The same day Patagonia debuted the mobile repair truck, it announced another eco-friendly initiative that sounds far less exciting but is likely to have farreaching implications: a strategic investment in Beyond Surface Technologies, a 7-year-old Swiss company focused on developing textile treatments that provide protection from the elements using natural raw materials instead of the toxic chemicals that are traditionally used.

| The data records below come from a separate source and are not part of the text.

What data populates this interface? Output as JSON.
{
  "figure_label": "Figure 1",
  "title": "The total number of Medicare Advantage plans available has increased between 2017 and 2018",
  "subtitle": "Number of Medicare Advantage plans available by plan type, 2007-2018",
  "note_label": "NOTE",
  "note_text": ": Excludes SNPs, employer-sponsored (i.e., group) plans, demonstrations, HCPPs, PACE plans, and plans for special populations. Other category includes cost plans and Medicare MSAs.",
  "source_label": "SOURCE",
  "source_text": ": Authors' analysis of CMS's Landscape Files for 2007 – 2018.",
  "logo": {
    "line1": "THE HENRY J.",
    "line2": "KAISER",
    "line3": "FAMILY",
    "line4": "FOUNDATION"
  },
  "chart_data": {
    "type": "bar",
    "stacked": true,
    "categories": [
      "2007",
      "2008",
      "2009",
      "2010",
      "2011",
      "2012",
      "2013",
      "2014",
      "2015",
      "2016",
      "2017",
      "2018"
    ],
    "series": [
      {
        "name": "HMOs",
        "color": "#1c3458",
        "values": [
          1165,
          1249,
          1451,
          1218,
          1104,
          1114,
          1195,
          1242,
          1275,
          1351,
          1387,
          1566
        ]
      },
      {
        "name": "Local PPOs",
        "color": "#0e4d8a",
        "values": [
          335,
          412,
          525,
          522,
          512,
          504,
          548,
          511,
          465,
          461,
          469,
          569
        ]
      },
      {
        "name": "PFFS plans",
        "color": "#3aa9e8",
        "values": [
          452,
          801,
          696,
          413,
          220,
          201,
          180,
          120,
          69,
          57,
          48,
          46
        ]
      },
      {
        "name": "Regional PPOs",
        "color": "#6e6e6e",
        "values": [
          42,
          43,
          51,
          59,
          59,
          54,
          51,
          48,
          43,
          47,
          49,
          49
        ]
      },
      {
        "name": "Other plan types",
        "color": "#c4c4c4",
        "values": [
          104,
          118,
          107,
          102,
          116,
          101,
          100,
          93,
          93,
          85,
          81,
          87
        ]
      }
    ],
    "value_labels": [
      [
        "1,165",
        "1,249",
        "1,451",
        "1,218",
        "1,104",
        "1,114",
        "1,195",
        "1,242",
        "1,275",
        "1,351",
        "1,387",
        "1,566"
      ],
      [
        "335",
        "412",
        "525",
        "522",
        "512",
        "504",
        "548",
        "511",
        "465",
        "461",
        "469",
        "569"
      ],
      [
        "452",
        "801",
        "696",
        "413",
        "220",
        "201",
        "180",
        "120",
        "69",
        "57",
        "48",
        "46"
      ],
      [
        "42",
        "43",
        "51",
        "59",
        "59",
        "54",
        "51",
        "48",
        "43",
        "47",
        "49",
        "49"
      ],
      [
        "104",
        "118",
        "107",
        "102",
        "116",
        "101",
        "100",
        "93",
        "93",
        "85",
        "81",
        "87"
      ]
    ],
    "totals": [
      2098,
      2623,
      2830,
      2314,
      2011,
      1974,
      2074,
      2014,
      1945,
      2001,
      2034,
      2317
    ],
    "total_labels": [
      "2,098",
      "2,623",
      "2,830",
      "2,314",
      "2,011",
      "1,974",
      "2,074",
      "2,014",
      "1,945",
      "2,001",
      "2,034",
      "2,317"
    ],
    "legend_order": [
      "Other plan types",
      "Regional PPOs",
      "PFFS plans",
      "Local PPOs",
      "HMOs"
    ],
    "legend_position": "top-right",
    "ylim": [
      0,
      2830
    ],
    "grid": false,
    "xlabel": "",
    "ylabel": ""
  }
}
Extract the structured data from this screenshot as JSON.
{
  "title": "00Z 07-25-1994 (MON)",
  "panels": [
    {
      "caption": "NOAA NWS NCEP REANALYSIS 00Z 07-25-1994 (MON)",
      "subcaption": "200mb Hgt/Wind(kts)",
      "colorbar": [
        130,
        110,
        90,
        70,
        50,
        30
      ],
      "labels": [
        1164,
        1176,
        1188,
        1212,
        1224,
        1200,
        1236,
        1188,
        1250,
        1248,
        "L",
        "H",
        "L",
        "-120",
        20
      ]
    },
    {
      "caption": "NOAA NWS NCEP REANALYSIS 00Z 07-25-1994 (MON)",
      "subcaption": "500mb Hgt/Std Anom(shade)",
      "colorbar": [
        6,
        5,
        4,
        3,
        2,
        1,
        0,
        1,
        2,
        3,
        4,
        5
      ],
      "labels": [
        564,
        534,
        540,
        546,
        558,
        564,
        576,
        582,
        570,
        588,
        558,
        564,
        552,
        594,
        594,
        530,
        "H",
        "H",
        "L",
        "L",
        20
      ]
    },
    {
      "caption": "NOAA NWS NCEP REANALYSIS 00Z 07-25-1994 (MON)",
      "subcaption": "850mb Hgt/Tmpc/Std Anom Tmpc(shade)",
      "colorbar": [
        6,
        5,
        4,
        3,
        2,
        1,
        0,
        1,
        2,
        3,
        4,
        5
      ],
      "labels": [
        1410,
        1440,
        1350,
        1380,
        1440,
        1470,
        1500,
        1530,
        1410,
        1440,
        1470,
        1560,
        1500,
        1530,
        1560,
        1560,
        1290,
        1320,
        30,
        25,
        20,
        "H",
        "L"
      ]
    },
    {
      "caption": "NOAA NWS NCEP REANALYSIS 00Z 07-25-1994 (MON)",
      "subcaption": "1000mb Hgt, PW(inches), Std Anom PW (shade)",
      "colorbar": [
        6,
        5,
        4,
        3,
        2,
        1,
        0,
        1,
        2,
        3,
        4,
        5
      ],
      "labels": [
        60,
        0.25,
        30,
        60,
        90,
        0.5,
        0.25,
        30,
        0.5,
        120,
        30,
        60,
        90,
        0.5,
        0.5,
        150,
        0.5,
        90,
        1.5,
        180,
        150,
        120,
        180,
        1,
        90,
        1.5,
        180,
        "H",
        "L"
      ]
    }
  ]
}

As a result of the investment (the company hasn’t disclosed the exact amount but confirmed published reports that it’s north of $1 million), any advances made by Beyond Surface Technologies will be shared with the entire outdoor industry to maximize the environmental impact.
BST is the most recent firm to benefit from Patagonia’s $20 Million & Change venture capital fund that since launching in 2013 has invested in a handful of companies with a similar environmental mind-set, including, Bureo Skateboards, which turns recycled Chilean fishing nets into skateboards, and online marketplace Yerdle.